Friday, July 27, 2012

Le potager urbain- Growing Food Not Lawn

EcoYogini shares a bit of her Franco-Canadian news re: the war on urban gardening...

Although I have failed miserably at growing an uber urban garden, I believe that lawns are such a colossal waste of space and water. When we lived in the Okanagan Valley (British Colombia interior), I was shocked at the BROWNNESS of the non-human regulated nature-spaces. It is, however, a semi-arid desert (complete with tumbleweeds) so it was supposed to be brown. Everything except the suburban lawns. Green green green sucking up LOADS of water during the minimal rain summers.

And for what? It's not like anyone really USED them for anything (at least in Vernon). Hanging out on your front lawn just is kinda creepy.

That's why urban front kitchen gardens are so amazing. Why not use that space (especially if you live in a low-traffic suburban neighbourhood- less car fumes) to grow food?

Recently a Quebecois couple's small kitchen garden (called a "potager"- /poh-tah-zj-ay/- in French) have received quite a bit of international and national media attention.

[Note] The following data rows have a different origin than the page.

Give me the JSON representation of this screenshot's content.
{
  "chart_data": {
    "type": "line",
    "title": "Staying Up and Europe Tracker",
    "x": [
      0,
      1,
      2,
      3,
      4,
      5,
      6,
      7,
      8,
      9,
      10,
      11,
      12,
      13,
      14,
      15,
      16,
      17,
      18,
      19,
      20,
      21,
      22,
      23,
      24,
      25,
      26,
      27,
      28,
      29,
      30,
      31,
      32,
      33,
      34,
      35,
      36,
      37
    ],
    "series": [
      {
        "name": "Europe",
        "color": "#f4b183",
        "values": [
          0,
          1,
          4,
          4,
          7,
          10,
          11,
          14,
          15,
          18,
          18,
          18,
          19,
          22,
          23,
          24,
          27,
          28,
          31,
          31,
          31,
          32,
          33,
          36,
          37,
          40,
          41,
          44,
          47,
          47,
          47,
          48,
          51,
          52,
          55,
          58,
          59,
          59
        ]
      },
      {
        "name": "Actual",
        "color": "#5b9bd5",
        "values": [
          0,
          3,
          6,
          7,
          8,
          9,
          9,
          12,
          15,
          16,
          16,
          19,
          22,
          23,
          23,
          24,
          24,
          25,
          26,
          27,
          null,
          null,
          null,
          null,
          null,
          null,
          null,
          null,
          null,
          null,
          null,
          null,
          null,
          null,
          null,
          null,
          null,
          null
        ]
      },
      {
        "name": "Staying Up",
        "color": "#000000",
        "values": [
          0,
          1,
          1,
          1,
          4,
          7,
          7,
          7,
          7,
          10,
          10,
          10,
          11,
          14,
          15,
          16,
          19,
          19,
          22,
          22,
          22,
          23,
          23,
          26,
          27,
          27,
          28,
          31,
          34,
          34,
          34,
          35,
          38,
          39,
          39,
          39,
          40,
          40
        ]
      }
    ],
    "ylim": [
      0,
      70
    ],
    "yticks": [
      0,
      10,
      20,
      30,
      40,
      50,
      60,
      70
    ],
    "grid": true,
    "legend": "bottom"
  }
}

They have created an absolutely beautiful front kitchen garden complete with a gorgeous trellis this summer to try to supplement a healthy, more vegetable filled, diet. Josée Landry and Michel Beauchamps even received permission from the city to grow 'something other than lawn and flowers'. Except they didn't specify a garden. And now the city is kinda pissed.

(fantastic photos with Josée and Michel discussing urban gardening (in French) in audio)

Josée and Michel's backyard is shaded, so they thought- why not take advantage of all the beautiful sun in their front yard? They spent thousands of dollars to create a gorgeous garden (that seems to be doing very well) only to be informed by city officials that they are in violation of city by-law and must revert their garden to at least 30% 'regular' front lawn. Seriously??
(garden before)

(garden after- photos from Le potager urbain)

Interestingly, this story was picked up by an American, Roger Doiron-whom I heard interviewed on the French CBC and speaks excellent French- AND convinced Michelle Obama to have a kitchen garden in her yard. He has created a petition (bilingual!) asking the Drummondville City officials to allow this couple to keep their front yard garden AND a French letter to be sent to city officials.

Due to the International and National interest, the city has granted Josée and Michel until September 1st to revert their kitchen garden and supposedly the topic will be on the agenda at the August 13th council meeting. Although a reprieve and a good step, this beautiful initiative should not be punished, but encouraged.

In order to rethink and move forward with how we live and obtain our food, encouraging people to be more self-sustaining and growing kitchen gardens should become the cultural norm.

Take a minute, sign the petition, send the letter (even if you can't read it- I assure you it says exactly what you want it to :) ), and find out what your local city, town, municipality's by-laws are for front yard gardens.

The couple's website: Le potager urbain (in French)
The couple's own petition (in French)
Roger Doiron's petition (bilingual English-French)


Nicole said...

That is a beautiful lawn! Signing the petitions :)

Betsy (Eco-Novice) said...

That is an amazing garden. I would love to have that in my front yard. The no-garden-in-the-front laws kind of baffle me. But then a lot of folks here in the bay area have a dead front lawn or rocks as a front yard to conserve water. I don't think the city minds folks doing stuff to conserve water around here. We are moving to a home with a big front lawn -- although another big chunk of the yard is also xeriscape, or whatever it's called. I can assure you, my kids and I WILL be hanging out on the front lawn, even if it is a little creepy. I'm not a fan of a lawn for appearance only, but with small kids, I can assure you, a lawn gets a whole lot of use. I think it's neighborly to hang out in the front yard, no?

Émilie said...

wow, c'est vraiment un incroyable projet... J,espère que tout ira pour le mieux pour eux!

Eco Yogini said...

@Nicole: yay! thank you :)

@Betsy: totally neighbourly- i don't really understand it since I grew up in a small rural village.... I can understand how it's great for children to play on. The couple commented that their garden was used to educate children in their neighbourhood about different vegetables though, so that's fun too :)

@Émilie: moi itou j'espère que la ville changera ses réglementations ici septembre.... :S

Rosa said...

I know this is heresy, but front-lawn gardens (veggies or flowers) have gotten really popular here, and I have learned that planting right up to the curb is really unhelpful to the community. Those flat, walkable front yards are a sort of liminal space - they're private, but people expect to be able to walk on them, or let their dog walk on them.

I see they don't have sidewalks - that means that if there is traffic, people probably need to step up onto the yard. In my (urban) neighborhood, lots of people park in the street - and planting right up to the curb forces those people to walk in your garden, or try to tightrope on the edge of the curb.

We have laws requiring fences to be set back from the edge of the lot for the same reason - that space is owned by the homeowner but it's used by the community.